BOOK REVIEW – POWER BI MVP BOOK CHAPTER 6&7

These 2 chapters walk you through the importance of building a star schema data model and establishing many to one relationships between your tables. For simple data model, you will usually have one fact table and several dimension tables around it. But you can also have multiple fact tables in your data model. If this is the case, make sure you have shared or conformed dimension tables to slice and dice your fact tables. For example, if you have sales and purchase transaction tables, then you can have dates or products table as shared dimension for your 2 fact tables. When you set up your shared dimension table make sure it has the master list of all dimension members from your fact tables.

Many to one relationship is the recommended for most of your analysis needs because the Vertipaq engine works best with this type of relationship. However, Power BI also supports many to many relationship, but you have to use this with caution. If you don’t understand how it works you should never use it because you may end up having circular reference problem.

Also, a couple of tips and tricks when you set up your data model:

  • hide technical columns such as key columns
  • hide relationship columns from the many side table
  • set data type during ETL in Power Query
  • avoid using implicit measure

Ok, wanna learn more about best practice of Power BI data model, these 2 chapters got you covered.

 

BOOK REVIEW – POWER BI MVP BOOK Chapter 4

Chapter 4 talks about the importance of having one or multiple proper dates table in your data model.
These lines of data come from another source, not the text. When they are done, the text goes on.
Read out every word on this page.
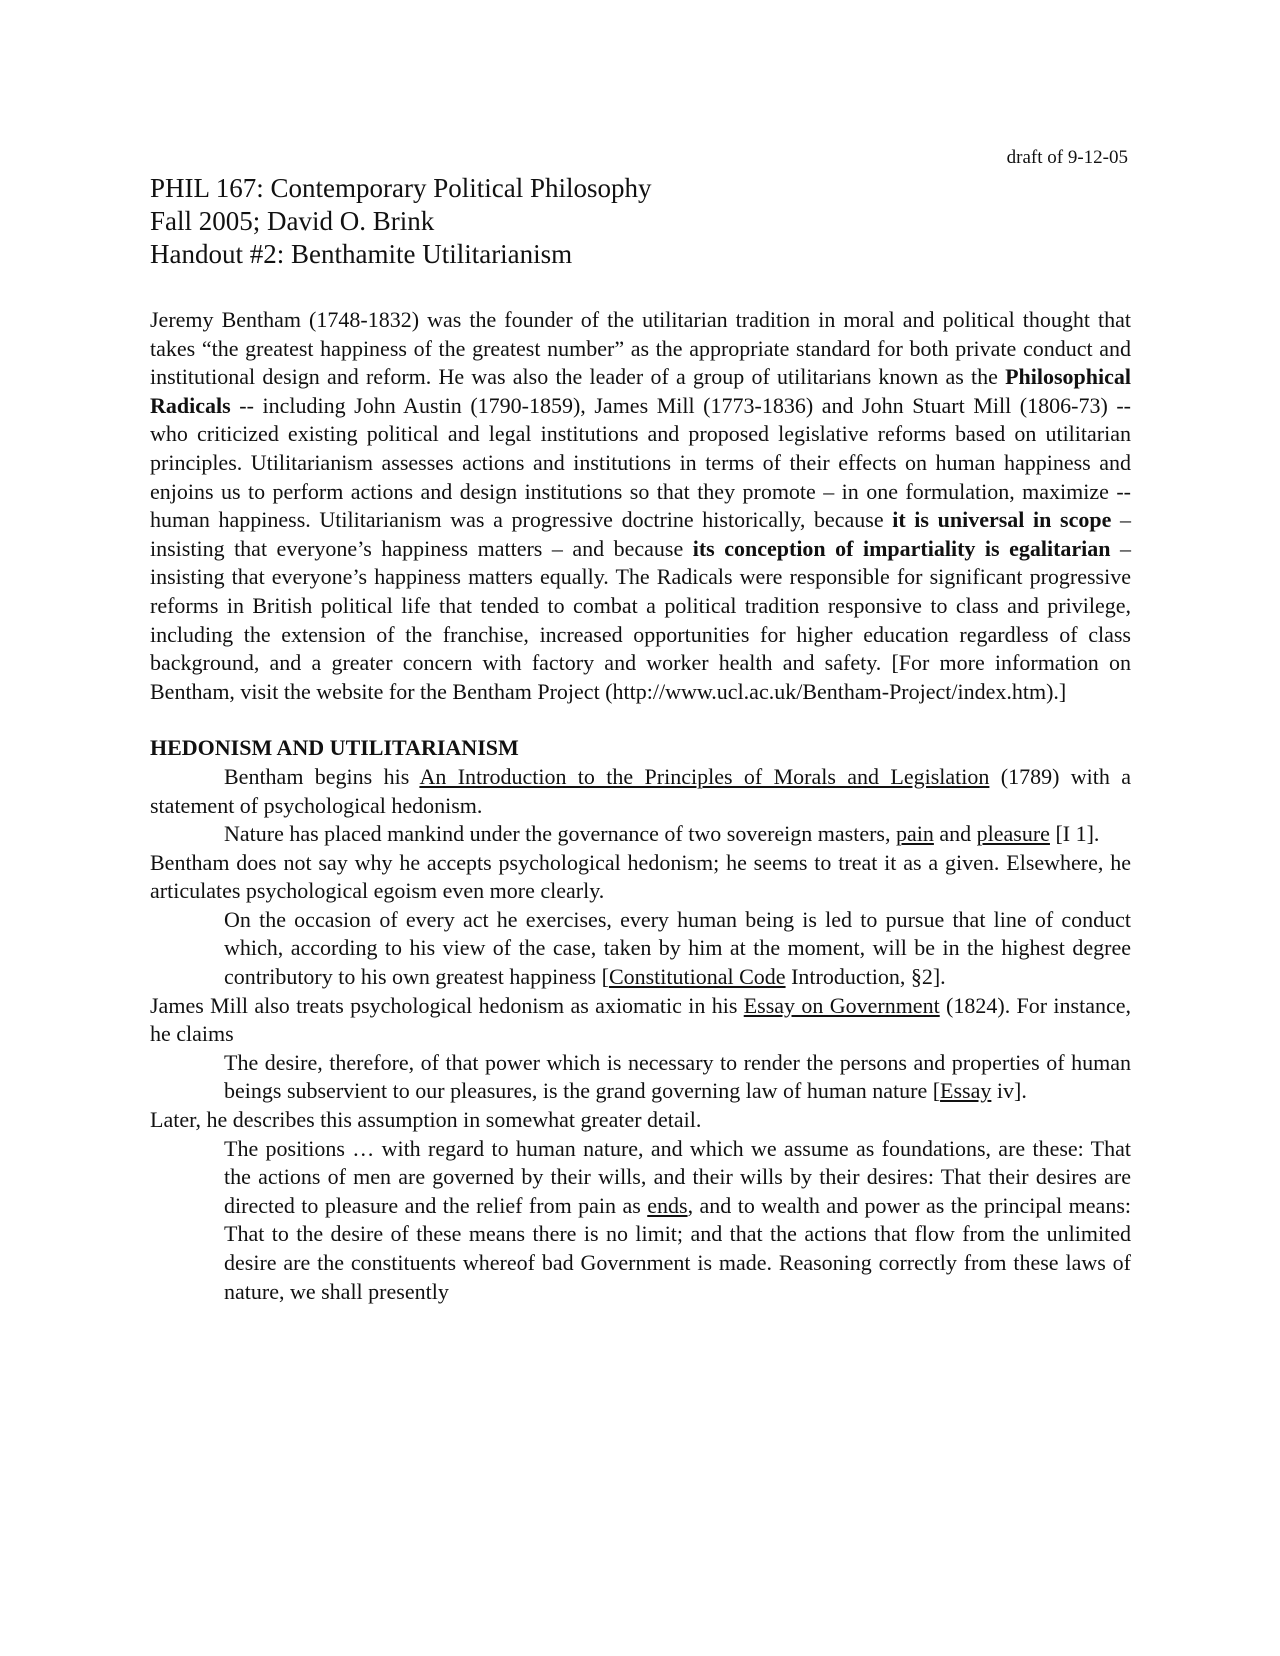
draft of 9-12-05
PHIL 167: Contemporary Political Philosophy
Fall 2005; David O. Brink
Handout #2: Benthamite Utilitarianism

Jeremy Bentham (1748-1832) was the founder of the utilitarian tradition in moral and political thought that takes “the greatest happiness of the greatest number” as the appropriate standard for both private conduct and institutional design and reform. He was also the leader of a group of utilitarians known as the Philosophical Radicals -- including John Austin (1790-1859), James Mill (1773-1836) and John Stuart Mill (1806-73) -- who criticized existing political and legal institutions and proposed legislative reforms based on utilitarian principles. Utilitarianism assesses actions and institutions in terms of their effects on human happiness and enjoins us to perform actions and design institutions so that they promote – in one formulation, maximize -- human happiness. Utilitarianism was a progressive doctrine historically, because it is universal in scope – insisting that everyone’s happiness matters – and because its conception of impartiality is egalitarian – insisting that everyone’s happiness matters equally. The Radicals were responsible for significant progressive reforms in British political life that tended to combat a political tradition responsive to class and privilege, including the extension of the franchise, increased opportunities for higher education regardless of class background, and a greater concern with factory and worker health and safety. [For more information on Bentham, visit the website for the Bentham Project (http://www.ucl.ac.uk/Bentham-Project/index.htm).]

HEDONISM AND UTILITARIANISM

Bentham begins his An Introduction to the Principles of Morals and Legislation (1789) with a statement of psychological hedonism.

Nature has placed mankind under the governance of two sovereign masters, pain and pleasure [I 1].

Bentham does not say why he accepts psychological hedonism; he seems to treat it as a given. Elsewhere, he articulates psychological egoism even more clearly.

On the occasion of every act he exercises, every human being is led to pursue that line of conduct which, according to his view of the case, taken by him at the moment, will be in the highest degree contributory to his own greatest happiness [Constitutional Code Introduction, §2].

James Mill also treats psychological hedonism as axiomatic in his Essay on Government (1824). For instance, he claims

The desire, therefore, of that power which is necessary to render the persons and properties of human beings subservient to our pleasures, is the grand governing law of human nature [Essay iv].

Later, he describes this assumption in somewhat greater detail.

The positions … with regard to human nature, and which we assume as foundations, are these: That the actions of men are governed by their wills, and their wills by their desires: That their desires are directed to pleasure and the relief from pain as ends, and to wealth and power as the principal means: That to the desire of these means there is no limit; and that the actions that flow from the unlimited desire are the constituents whereof bad Government is made. Reasoning correctly from these laws of nature, we shall presently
If different audience in your organisation wants to slice the data in different ways, for example, sales team needs to look at revenue using a custom 4-4-5 calendar and finance department needs to report on fiscal calendar, then Power Query will enable you to create such tables with ease. If you already have dates table suitable for your analysis in our corporate data warehouse, use it. If you don’t, Power Query comes to rescue.

Additionally, dates table built with Power Query can be scaled automatically with your transaction data, which means you will never have to ask your IT department to expand your corporate dates table. Sounds cool, huh? I really enjoy reading this chapter as I have learned how to build special 4-4-5,4-5-4 and 5-4-4 calendar table. This will come handy if ever need this.

P.S. There will be no review for chapter 5 as it’s introduction to Power Query. Good for reader with no Power Query knowledge at all. In my view this chapter should have been the first chapter.